Life is full of ups and downs. Over time, things change. Sometimes things hardly seem to change at all, or they change very slowly.
It is only when we look back over time that we can say things have changed, maybe better or worse, but they have certainly changed. Sometimes change happens fast. A radical and very disruptive change. You know the kind, the ones where you have no say, no influence, no control. Sometimes events happen and again, we have no way of preventing the event or outcome. When these kinds of cases arise, we often find ourselves responding or reacting to these events and changes. Our response might seem familiar. That is, we have learned how to respond to these types of change or event, because we have seen them before. We have had this experience before. Whatever it is that has happened, an event or change, that is now different to before, we are often limited as to how we can respond or how we can react. What do we do about this “bad event” of this huge change? Well, whilst we may not be able to change the event or outcome and we may not even be able to influence parts of the outcome. Maybe, we have no choice but to accept them, however, we will still have a choice to make. So, what is your defacto position? How do you normally react to adversity or change?
One way to respond to all of life’s ups and downs is to position yourself as the victim. The victim responds and reacts to everything, every event or change as if it has been done to them and they have no say, influence or control over the situation. They become angry, frustrated, resentful or even depressed. This behaviour can lead to stress and anxiety, known as the loci of control, or perceived lack of control. If this habit becomes the defacto standard of response, (the way you always react), then you are doomed to a life of feeling angry, frustrated and resentful and most probably depressed.

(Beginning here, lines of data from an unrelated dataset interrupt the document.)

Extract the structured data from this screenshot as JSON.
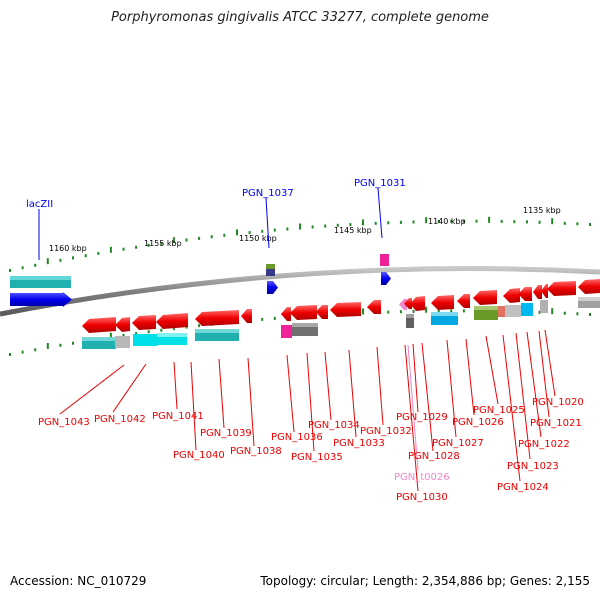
{
  "title": "Porphyromonas gingivalis ATCC 33277, complete genome",
  "footer": {
    "accession": "Accession: NC_010729",
    "summary": "Topology: circular; Length: 2,354,886 bp; Genes: 2,155"
  },
  "scale": {
    "unit": "kbp",
    "ticks": [
      "1160 kbp",
      "1155 kbp",
      "1150 kbp",
      "1145 kbp",
      "1140 kbp",
      "1135 kbp"
    ]
  },
  "top_labels": [
    {
      "id": "lacZII",
      "text": "lacZII"
    },
    {
      "id": "pgn1037",
      "text": "PGN_1037"
    },
    {
      "id": "pgn1031",
      "text": "PGN_1031"
    }
  ],
  "bottom_labels": [
    {
      "id": "pgn1043",
      "text": "PGN_1043"
    },
    {
      "id": "pgn1042",
      "text": "PGN_1042"
    },
    {
      "id": "pgn1041",
      "text": "PGN_1041"
    },
    {
      "id": "pgn1040",
      "text": "PGN_1040"
    },
    {
      "id": "pgn1039",
      "text": "PGN_1039"
    },
    {
      "id": "pgn1038",
      "text": "PGN_1038"
    },
    {
      "id": "pgn1036",
      "text": "PGN_1036"
    },
    {
      "id": "pgn1035",
      "text": "PGN_1035"
    },
    {
      "id": "pgn1034",
      "text": "PGN_1034"
    },
    {
      "id": "pgn1033",
      "text": "PGN_1033"
    },
    {
      "id": "pgn1032",
      "text": "PGN_1032"
    },
    {
      "id": "pgn1029",
      "text": "PGN_1029"
    },
    {
      "id": "pgn1028",
      "text": "PGN_1028"
    },
    {
      "id": "pgn1027",
      "text": "PGN_1027"
    },
    {
      "id": "pgn1026",
      "text": "PGN_1026"
    },
    {
      "id": "pgn1025",
      "text": "PGN_1025"
    },
    {
      "id": "pgn1024",
      "text": "PGN_1024"
    },
    {
      "id": "pgn1023",
      "text": "PGN_1023"
    },
    {
      "id": "pgn1022",
      "text": "PGN_1022"
    },
    {
      "id": "pgn1021",
      "text": "PGN_1021"
    },
    {
      "id": "pgn1020",
      "text": "PGN_1020"
    },
    {
      "id": "pgnt0026",
      "text": "PGN_t0026"
    },
    {
      "id": "pgn1030",
      "text": "PGN_1030"
    }
  ],
  "colors": {
    "plus_strand": "#0000ee",
    "minus_strand": "#ee0000",
    "rna": "#ee88cc",
    "backbone": "#808080",
    "tick": "#228822",
    "cyan": "#00d0d8",
    "teal": "#20b0b0",
    "olive": "#6a9a2a",
    "magenta": "#ee2299",
    "grey": "#a0a0a0",
    "sky": "#00a8e0"
  }
}
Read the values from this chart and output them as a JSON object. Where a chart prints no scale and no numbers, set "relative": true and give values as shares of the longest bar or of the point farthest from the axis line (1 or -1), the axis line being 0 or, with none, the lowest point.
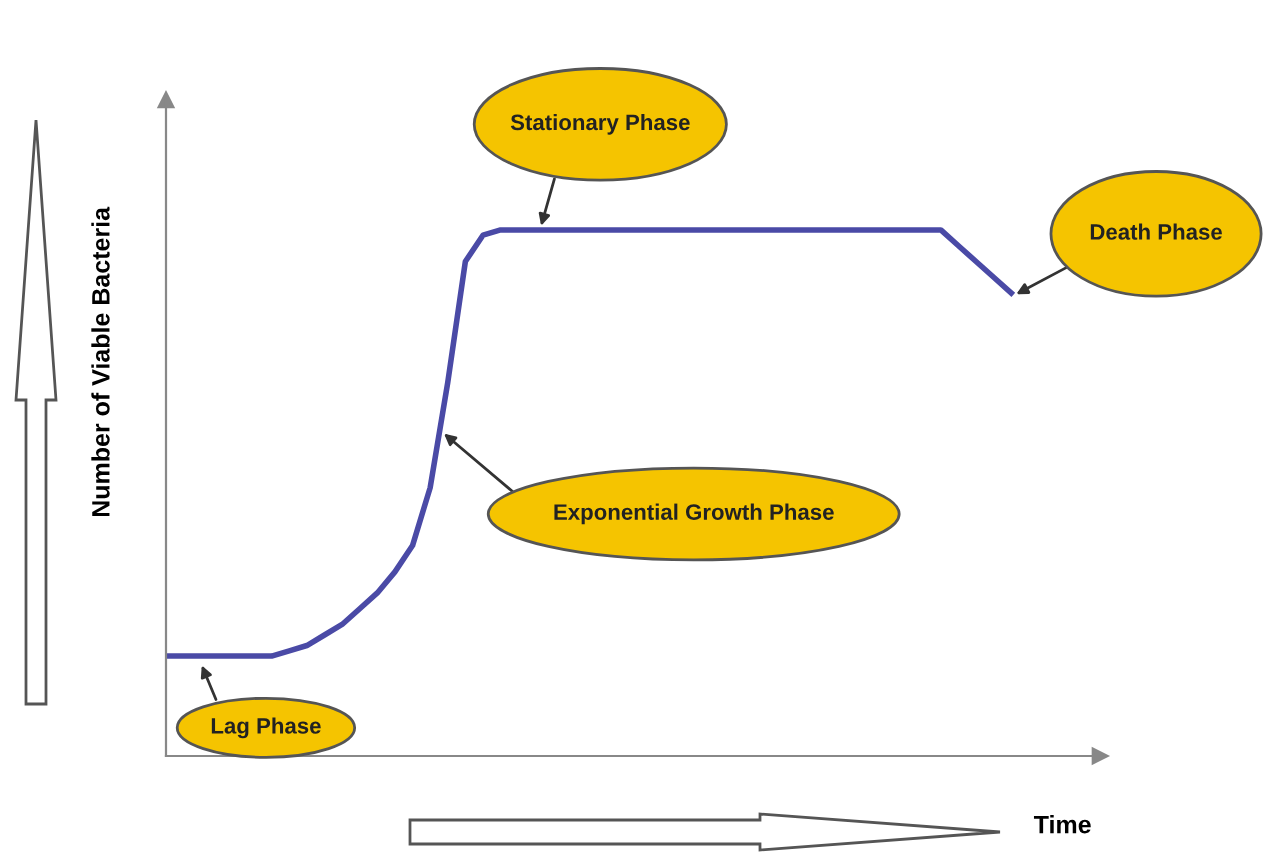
{
  "chart_data": {
    "type": "line",
    "relative": true,
    "tick_labels": false,
    "line_style": "solid",
    "xlabel": "Time",
    "ylabel": "Number of Viable Bacteria",
    "categories": [
      null,
      null,
      null,
      null,
      null,
      null,
      null,
      null,
      null,
      null,
      null,
      null,
      null,
      null,
      null,
      null,
      null,
      null,
      null,
      null,
      null,
      null,
      null,
      null,
      null,
      null,
      null,
      null,
      null,
      null,
      null,
      null,
      null,
      null,
      null,
      null,
      null,
      null,
      null,
      null,
      null,
      null,
      null,
      null,
      null,
      null,
      null,
      null,
      null
    ],
    "series": [
      {
        "color": "#4a4aa6",
        "values": [
          0.19,
          0.19,
          0.19,
          0.19,
          0.19,
          0.19,
          0.19,
          0.2,
          0.21,
          0.23,
          0.25,
          0.28,
          0.31,
          0.35,
          0.4,
          0.51,
          0.71,
          0.94,
          0.99,
          1,
          1,
          1,
          1,
          1,
          1,
          1,
          1,
          1,
          1,
          1,
          1,
          1,
          1,
          1,
          1,
          1,
          1,
          1,
          1,
          1,
          1,
          1,
          1,
          1,
          1,
          0.97,
          0.94,
          0.91,
          0.88
        ]
      }
    ],
    "annotations": [
      "Stationary Phase",
      "Death Phase",
      "Exponential Growth Phase",
      "Lag Phase"
    ]
  }
}
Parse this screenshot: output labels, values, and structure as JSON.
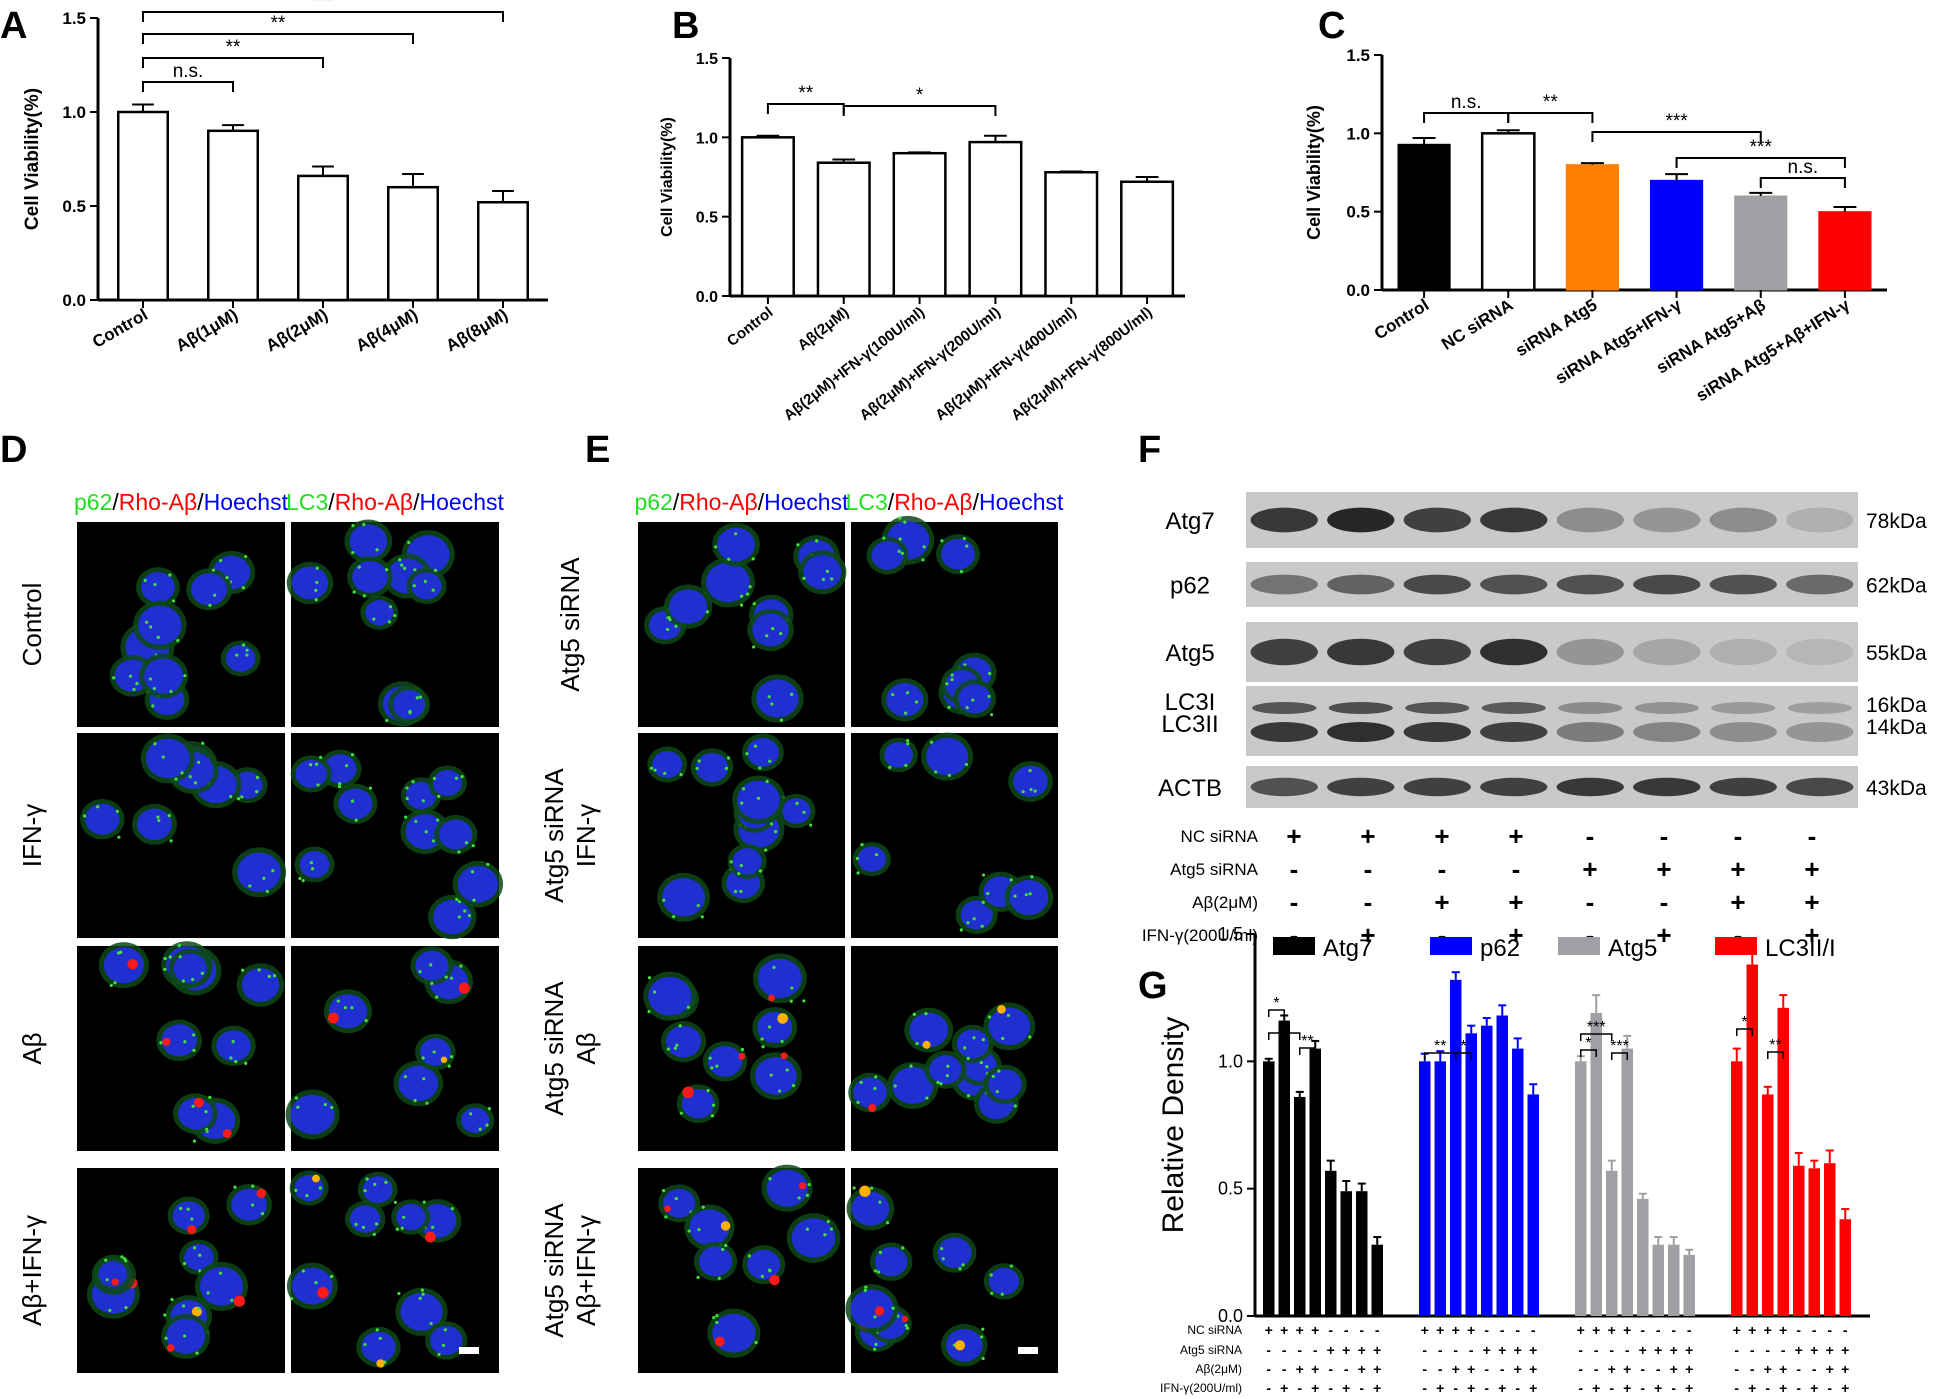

Victims think in a way that things are done to them. They believe they are at the mercy of other beings or that of the universe or fate. Typical statements you might hear a victim say are: “It’s just my luck”. “It never works out for me”. “Why does it always happen to me” “It’s easy for others but not me”. “It will work out alright for them, but not for me”. You get the idea! We are all capable of such thinking and none of us are exempt from thinking in this way from time to time. However, there is another way of thinking and the first step to thinking in a different way is to recognise our thought process. In other words, think back on some recent events and change. How did you respond? What were your thoughts? Do any of the victim statements resonate? Of course, we can do the opposite of victim thinking, we can think mindfully. Instead of this learned behaviour of stimulus – response (victim), we can ask ourselves better questions about the bad event of change or even huge change. Simple questions that we automatically ask in times of change and uncertainty is “what does this mean for me”? We could ask, “how do I feel about this”? “Are these feelings about this change or event serving me well”? Often, when it comes down to it, the only thing we can often change is our perspective our attitude and subsequently our response.
Being mindful about the cause of the event, recognising how you feel, asking better questions such as “what is the opportunity here”? “What is the best outcome I can achieve”? may help you to respond in a better way that will hopefully put you into a mindful state. This state, as you know, will be more positive, which enables more problem-solving opportunities. It is difficult to solve problems when you’re mad as hell. So, let’s see how we can be a little more mindful next time we experience bad events, bad interactions or impending significant change. Follow this three-step process and ask yourself the questions.
- How is this event or change making me feel?
- Are these feelings serving me well?
- What will be the outcome if I continue as I am thinking this way?
- Will these current feelings help to resolve the issue or achieve a better outcome?
- What level of control do I have?
- In what way might I influence this?
- What is the best outcome for me?
- What can be learned from this?
- What is the outcome I want?
- What am I prepared to do?
- What opportunities does this create?
You see, we are all capable of thinking like a victim, it’s easy to do.
The opposite is taking responsibility. That’s response - ability, or the ability to respond. If we take full responsibility for all life’s ups and downs, whilst we might need time to get to the adjust stage, we will remove one of the greatest contributors of stress and anxiety and many negative emotions that does not serve us well. Taking full 100% responsibility for all of these events, enables and enthuses us to take positive corrective action. What is your defacto standard? How will you respond to bad events and change in the future?